Figure 33.2 is derived from Figure 33.1A. It is a schematic coronal section including the posterior part of the striatum, depicting component parts of the motor loop. Two pathways are known. The ‘direct’ pathway traverses the corpus striatum and thalamus and involves five consecutive sets of neurons (Figure 33.2A). The ‘indirect’ pathway engages the subthalamic nucleus in addition and involves seven sets of neurons (Figure 33.2B). Separate from these pathways are two thalamic projections from the medial pallidum (ansa lenticularis and lenticular fasciculus) shown in Figure 33.3.

Figure 33.2 Coronal section through the motor loop, based on Figure 33.1A. (A) The sequence of five sets of neurons involved in the ‘direct’ pathway from sensorimotor cortex to thalamus with final return to sensorimotor cortex via SMA. (B) The sequence of seven sets of neurons involved in the ‘indirect’ pathway.

The red/pink neurons are excitatory utilizing glutamate. The black/gray neurons are inhibitory utilizing γ-aminobutyric acid. The brown, nigrostriatal neuron utilizes dopamine which is excitatory via D₁ receptors on target striatal neurons and inhibitory via D₂ receptors on the same and other striatal neurons. CST/CRST, corticospinal, corticoreticular fibers; GPL, GPM, lateral and medial segments of globus pallidus; SMA, supplementary motor area; SNpc, compact part of substantia nigra; STN, subthalamic nucleus; VLN, ventral lateral nucleus of thalamus.

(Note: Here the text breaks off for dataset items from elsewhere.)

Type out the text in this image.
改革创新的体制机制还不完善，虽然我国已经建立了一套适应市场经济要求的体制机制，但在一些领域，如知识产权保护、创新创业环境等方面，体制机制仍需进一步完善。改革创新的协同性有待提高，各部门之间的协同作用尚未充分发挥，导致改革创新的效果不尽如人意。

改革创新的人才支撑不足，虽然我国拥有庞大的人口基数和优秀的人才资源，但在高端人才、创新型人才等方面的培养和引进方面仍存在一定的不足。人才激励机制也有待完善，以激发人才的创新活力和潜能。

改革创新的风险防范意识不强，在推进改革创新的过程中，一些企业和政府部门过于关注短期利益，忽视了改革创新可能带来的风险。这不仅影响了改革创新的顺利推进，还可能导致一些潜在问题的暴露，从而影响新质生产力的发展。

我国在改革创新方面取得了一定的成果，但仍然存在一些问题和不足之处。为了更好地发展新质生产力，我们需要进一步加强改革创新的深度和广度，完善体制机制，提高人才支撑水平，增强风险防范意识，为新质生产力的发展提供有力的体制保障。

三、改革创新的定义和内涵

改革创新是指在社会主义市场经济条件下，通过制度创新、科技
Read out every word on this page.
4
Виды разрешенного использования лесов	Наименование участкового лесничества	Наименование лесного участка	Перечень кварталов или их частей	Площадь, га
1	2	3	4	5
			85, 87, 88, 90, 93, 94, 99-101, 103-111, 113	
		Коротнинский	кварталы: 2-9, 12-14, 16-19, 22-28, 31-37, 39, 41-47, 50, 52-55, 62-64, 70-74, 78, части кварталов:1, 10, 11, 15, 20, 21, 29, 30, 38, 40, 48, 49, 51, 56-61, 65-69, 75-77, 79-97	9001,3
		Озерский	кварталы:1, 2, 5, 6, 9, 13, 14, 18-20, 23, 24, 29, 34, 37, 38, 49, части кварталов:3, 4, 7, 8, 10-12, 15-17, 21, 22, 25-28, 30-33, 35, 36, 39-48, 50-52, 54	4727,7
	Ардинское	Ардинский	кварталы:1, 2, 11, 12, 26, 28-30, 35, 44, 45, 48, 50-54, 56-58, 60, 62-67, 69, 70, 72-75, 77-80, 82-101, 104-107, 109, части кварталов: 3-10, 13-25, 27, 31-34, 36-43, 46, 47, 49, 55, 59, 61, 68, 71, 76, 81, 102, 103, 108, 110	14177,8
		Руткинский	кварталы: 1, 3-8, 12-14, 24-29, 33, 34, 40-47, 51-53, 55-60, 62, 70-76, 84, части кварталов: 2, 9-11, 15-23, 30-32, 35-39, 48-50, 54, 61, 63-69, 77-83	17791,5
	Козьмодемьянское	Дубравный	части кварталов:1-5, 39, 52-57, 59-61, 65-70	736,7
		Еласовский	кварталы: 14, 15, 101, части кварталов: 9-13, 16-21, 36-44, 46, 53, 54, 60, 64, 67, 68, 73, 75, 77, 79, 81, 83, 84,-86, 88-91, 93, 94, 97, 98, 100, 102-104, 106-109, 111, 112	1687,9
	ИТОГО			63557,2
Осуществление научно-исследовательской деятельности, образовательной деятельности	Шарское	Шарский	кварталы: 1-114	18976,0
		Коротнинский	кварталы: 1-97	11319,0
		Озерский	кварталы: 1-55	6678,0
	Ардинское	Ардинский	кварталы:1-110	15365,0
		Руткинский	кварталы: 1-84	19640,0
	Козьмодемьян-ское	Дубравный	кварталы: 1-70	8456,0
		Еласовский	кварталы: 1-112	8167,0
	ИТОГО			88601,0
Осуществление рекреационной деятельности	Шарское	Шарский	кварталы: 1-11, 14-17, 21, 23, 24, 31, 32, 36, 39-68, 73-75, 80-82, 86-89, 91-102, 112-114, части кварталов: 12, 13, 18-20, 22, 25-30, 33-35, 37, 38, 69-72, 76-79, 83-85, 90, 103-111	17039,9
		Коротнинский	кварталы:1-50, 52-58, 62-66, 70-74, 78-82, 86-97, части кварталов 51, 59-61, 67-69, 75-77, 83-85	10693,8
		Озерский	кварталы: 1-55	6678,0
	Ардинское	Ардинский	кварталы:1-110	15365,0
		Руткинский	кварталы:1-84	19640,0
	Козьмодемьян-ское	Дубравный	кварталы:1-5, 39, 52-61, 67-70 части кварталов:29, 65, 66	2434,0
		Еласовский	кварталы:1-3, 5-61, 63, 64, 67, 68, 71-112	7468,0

Figure 33.3 Part of the projection from the medial segment of globus pallidus (GPM) to the ventral lateral nucleus (VLN) of the thalamus sweeps around the base of the internal capsule as the ansa lenticularis (AL); the remainder traverses this region as the lenticular fasciculus (LF). The two parts come together as the thalamic fasciculus (TF) before entering the thalamus. CST/CRST, corticospinal and corticoreticular fibers; GPL, lateral segment of globus pallidus; OT, optic tract; P, putamen; TCF, thalamocortical fibers.

All projections from the cerebral cortex arise from pyramidal cells and are excitatory (glutaminergic). So, too, is the projection from thalamus to SMA. Those from striatum and from both segments of pallidum arise from medium-sized spiny neurons and are inhibitory. They are GABAergic, and also contain neuropeptides of uncertain function.

The nigrostrial pathway projects from the compact part of the substantia nigra to the striatum, where it makes two kinds of synapses upon the projection neurons there (Figure 33.4). Those upon ‘direct’ pathway neurons are facilitatory, by way of dopaminergic type 1 (D₁) receptors on the dendritic spines; those upon ‘indirect’ pathway neurons are inhibitory, by way of type 2 (D₂) receptors. Cholinergic internuncial neurons within the striatum are excitatory to projection neurons, and they are inhibited by dopamine.

Figure 33.4 Activities in the striatal motor loops, prior to movement.

The SMA (supplementary motor area) is activated through the ‘direct’ pathway as follows. (1) Corticostriate fibers from the sensorimotor cortex activate those GABAergic spiny neurons in striatum having D₁ receptors tonically facilitated by nigrostriatal inputs. (2) The activated striatal neurons inhibit medial pallidal (GPM) neurons (3) with consequent disinhibition of ventral lateral nucleus (VLN) thalamocortical neurons (4) and activation of SMA (5), which both modifies ongoing corticostriate activity and initiates impulse trains along corticospinal (CST) and corticoreticular (CRST) fibers.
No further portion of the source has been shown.